The market has a deeper and more macabre history than the average person sees.  With tinctures designed to provide and array of results from stopping a wondering man to bringing wealth to the drinker, the witches market is a place for locals with traditional beliefs as much as it for tourists looking for trinkets. Many of the items sold at the market are used in rituals to bring health, love, intelligence, protection, happiness, wealth, or longevity. They are designed to appease or manipulate the spirits of the Aymara world.

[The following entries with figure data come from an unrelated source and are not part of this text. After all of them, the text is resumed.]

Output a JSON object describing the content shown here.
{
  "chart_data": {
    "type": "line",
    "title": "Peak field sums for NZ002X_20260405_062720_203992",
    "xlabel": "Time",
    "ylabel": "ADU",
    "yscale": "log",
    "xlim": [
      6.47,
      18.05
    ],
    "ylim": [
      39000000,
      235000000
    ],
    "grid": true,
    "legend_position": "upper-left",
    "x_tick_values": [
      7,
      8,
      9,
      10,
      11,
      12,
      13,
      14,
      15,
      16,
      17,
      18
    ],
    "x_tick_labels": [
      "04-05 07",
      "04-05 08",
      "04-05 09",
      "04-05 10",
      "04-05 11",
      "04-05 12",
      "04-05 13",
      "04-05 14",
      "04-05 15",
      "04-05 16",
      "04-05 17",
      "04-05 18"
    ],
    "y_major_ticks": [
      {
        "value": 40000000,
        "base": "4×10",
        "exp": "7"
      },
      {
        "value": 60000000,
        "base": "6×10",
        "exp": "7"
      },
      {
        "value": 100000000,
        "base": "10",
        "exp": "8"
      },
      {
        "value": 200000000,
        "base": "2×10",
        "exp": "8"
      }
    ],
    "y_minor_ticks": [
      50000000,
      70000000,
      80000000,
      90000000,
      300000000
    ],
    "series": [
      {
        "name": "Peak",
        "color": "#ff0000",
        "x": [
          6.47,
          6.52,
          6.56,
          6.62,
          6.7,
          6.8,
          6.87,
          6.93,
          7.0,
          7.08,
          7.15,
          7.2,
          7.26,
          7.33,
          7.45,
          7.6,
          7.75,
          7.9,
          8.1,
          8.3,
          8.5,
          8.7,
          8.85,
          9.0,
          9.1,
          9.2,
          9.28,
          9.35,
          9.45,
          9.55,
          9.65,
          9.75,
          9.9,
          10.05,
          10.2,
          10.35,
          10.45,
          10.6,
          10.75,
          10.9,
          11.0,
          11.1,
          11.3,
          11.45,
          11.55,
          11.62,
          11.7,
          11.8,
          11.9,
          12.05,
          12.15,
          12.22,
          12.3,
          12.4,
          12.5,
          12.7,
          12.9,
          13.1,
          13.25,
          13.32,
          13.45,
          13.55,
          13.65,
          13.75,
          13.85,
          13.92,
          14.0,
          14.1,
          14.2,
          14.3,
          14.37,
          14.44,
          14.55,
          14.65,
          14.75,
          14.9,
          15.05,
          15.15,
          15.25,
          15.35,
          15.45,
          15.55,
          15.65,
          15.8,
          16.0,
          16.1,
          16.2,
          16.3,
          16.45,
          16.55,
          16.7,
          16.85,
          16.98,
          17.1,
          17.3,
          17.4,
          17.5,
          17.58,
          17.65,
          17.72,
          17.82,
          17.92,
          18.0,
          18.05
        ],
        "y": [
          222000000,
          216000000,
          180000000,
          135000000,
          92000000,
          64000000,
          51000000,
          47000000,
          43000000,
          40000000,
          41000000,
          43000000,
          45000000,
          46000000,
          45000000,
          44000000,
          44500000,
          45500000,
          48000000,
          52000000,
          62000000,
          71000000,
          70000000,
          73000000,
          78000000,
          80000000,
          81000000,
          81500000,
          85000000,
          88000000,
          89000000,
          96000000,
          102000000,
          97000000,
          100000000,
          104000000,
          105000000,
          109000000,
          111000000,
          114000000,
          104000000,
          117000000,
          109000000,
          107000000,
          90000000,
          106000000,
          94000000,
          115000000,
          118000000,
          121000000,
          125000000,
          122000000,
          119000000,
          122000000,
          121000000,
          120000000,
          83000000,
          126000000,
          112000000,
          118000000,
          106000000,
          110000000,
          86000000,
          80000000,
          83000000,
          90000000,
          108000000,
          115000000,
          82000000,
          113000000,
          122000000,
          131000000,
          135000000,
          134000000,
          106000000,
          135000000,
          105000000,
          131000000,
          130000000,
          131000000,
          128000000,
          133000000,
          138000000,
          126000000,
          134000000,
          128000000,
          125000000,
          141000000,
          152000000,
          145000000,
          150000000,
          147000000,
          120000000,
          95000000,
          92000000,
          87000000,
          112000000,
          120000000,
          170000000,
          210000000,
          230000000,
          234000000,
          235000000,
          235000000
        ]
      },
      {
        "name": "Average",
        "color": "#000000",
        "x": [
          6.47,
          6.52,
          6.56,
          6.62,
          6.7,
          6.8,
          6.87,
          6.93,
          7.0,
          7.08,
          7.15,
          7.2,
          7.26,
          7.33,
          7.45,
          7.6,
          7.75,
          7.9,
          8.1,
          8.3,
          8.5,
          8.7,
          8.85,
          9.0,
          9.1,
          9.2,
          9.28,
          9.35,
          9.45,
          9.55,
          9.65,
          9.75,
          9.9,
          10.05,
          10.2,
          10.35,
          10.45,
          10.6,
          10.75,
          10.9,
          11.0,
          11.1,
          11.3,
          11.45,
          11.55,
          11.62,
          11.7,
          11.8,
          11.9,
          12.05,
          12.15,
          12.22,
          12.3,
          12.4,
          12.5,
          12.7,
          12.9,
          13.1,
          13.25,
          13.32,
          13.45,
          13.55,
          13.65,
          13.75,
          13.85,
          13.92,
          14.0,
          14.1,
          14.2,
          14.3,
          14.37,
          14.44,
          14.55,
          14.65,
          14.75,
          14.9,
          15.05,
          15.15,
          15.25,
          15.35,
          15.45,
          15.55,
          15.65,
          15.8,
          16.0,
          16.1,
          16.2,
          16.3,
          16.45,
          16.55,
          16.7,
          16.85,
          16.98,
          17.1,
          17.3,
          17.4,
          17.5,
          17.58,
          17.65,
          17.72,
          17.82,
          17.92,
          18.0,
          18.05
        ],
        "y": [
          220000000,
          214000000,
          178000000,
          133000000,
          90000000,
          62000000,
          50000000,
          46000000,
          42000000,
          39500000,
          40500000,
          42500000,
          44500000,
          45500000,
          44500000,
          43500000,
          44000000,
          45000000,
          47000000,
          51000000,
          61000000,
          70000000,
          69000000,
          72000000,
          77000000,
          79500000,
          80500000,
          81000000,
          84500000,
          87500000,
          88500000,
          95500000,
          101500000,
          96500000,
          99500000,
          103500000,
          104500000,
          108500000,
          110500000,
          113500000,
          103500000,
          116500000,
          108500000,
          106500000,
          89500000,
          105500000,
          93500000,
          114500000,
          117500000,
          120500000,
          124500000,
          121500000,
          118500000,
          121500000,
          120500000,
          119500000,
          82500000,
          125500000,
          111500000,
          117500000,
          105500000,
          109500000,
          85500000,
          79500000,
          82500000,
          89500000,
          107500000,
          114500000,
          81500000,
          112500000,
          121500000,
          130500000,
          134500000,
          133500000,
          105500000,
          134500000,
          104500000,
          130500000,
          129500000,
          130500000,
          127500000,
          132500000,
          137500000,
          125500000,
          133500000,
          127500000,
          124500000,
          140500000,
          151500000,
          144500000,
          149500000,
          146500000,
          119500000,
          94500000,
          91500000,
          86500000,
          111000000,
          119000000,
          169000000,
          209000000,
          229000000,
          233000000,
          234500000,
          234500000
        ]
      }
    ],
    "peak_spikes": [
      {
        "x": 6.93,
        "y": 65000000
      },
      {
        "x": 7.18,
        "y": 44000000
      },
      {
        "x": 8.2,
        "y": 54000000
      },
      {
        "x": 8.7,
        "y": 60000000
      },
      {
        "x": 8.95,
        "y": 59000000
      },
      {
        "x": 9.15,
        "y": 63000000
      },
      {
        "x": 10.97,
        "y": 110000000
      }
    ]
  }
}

Dried llama fetuses are one of the most prominent and photographed products available at the market. Hanging from open doorways, lying stacked in wicker baskets, or leaning petrified against the walls of the alley, their hollow eyes and open mouths cast a disturbing scene to those not familiar with the traditions. The llamas range in size and are used throughout the country when building new homes. Buried under the foundation of any new construction, a llama is a sacred offering to the goddess Pachamama. It is believed that a llama buried under the foundation keeps the construction workers safe and brings good luck and prosperity to the inhabitants. Wealthy Bolivians go the extra mile and sacrifice living llamas.

Pre-dating the influx of tourists, the witches’ market used to cater exclusively to locals, and behind the scenes it is still very much a market for the locals that also happens to get a fair bit of business from tourism. While the majority of the money is made from the tourists looking for trinkets and photo opportunities, the real work of the yatiri is done in the little smoky shops when the tourists have gone back to their hostels for the evening, or moved on to other parts of South America. While it may seem that the traditions have been watered down for an international pallet, they are in fact much the way they have been for generations. The yatiri are more than shop keepers, and the beliefs they hold are part of the history and traditions of Bolivia.

The women and men that work in the market are not only vendors or shop keepers. They are in fact practitioners of traditional medicine and many of them have been in the family business of healing for generations. They take their work seriously and after the tourists have paid their bills they have the opportunity to work in their communities to make a healthier relationship between the natural environment and the people living in the modern society.

Many of the witches, folk doctors, medicine women, fortunetellers, and astrologers live as well as work on the Calle Linares, so it’s important to be respectful. Remember when adventuring through the witches’ market, that it is a serious and sacred place. While soapstone amulets may not seem filled with spiritual importance to the average tourist, they are sacred symbols to the yatiri, and though many of the yatiri are happy to answer questions and smile for tourists’ cameras, they are not props, and they don’t want their pictures taken without permission.

Navigating the witches’ market is not just a part of visiting La Paz, it’s a fulfilment of powerful spells cast by the yatiri years ago. They were determined to increase business, and believe that the steady increase in tourism is due in part to the sacrifices they have made to Pachamama. Walking through the witches’ market offers the opportunity to look into the soul and history of Bolivia. To see the relationship of people with a spiritual history and the natural environment. If you’re suffering from altitude sickness, looking for safe travels on the rest of your trip, or trying to change your luck for the better, El Mercado de Hechicheria is an absolute must see.